Until the Cows Come Home July 6, 2017

(being a personal summary of the Zen story of the Ten Bulls*)

  1. As the youngest, it was my job to find the cattle each evening and bring them back to the barn. The herd might be anywhere across the rolling hills.
  2. I’d walk and walk until I found fresh dung or perhaps caught a glimpse of them far away.
  3. As I got closer, I’d hear the lowing of one cow or another and top a hill to see them, not hiding from me, but merely being where they happened to be.
  4. How to get the attention of a herd of cattle? How to move more than a hundred cows each weighing over a thousand pounds? I’d walk slowly to a place opposite the barn that I needed to drive them to. I was an intrusion on the evening the cattle had planned.

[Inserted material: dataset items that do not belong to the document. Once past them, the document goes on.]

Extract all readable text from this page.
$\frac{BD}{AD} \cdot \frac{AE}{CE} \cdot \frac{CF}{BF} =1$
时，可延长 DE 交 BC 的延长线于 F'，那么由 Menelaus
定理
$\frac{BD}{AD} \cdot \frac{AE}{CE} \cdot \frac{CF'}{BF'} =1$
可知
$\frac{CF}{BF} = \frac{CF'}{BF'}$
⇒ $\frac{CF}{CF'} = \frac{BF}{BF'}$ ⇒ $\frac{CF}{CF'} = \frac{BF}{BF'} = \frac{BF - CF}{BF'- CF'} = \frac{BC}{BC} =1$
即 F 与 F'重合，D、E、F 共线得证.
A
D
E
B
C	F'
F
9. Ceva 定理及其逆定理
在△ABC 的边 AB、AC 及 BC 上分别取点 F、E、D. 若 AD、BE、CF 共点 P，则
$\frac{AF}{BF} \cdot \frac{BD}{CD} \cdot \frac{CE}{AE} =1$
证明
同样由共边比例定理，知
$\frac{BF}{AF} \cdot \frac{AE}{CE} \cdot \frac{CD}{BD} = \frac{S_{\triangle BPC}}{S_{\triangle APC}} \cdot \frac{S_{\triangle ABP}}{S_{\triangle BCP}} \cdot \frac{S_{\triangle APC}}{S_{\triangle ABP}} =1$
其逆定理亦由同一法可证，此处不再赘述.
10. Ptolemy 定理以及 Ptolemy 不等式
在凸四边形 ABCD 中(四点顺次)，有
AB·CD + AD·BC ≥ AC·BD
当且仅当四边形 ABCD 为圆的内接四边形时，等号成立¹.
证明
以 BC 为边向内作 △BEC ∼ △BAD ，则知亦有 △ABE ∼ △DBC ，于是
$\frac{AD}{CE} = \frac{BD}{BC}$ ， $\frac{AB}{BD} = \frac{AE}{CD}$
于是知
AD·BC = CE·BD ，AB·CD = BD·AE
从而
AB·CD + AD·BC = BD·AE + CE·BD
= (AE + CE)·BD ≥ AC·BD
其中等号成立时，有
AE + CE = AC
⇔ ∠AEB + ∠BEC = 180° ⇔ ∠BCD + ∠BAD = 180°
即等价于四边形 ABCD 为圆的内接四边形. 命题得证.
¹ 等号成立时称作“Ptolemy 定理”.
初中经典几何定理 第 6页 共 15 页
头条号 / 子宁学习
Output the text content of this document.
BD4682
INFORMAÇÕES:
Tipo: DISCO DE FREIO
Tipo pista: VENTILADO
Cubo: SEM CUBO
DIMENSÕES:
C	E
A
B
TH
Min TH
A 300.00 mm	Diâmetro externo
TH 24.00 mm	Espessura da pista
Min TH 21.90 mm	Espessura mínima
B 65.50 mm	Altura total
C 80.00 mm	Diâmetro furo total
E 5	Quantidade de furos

  5. Abruptly, I’d yell and wave my arms and stamp my feet and cause a ruckus. The nearest cow or two would move away, pushing the next few, until the whole herd had moved a few feet toward the barn.
  6. After each had been moved a bit, it was as if they all realized that evening was upon them and they wanted to go toward the barn. All I had to do was follow and encourage them, waving my walking stick at any strays.
  7. No need to drive them then—they wanted to see the barn, where they would enjoy fresh water and fresh hay.
  8. I learned to be effortless in my roundup, a part of the landscape and the day that the herd encountered.
  9. I never got a thank you or a “well done” from my family. It was my job—I was the youngest. How I got the job done was up to me.
  10. Seeing the lay of the land. Where the herd is. The way to go. The moment for quiet, the moment for noise, and the moment merely to walk.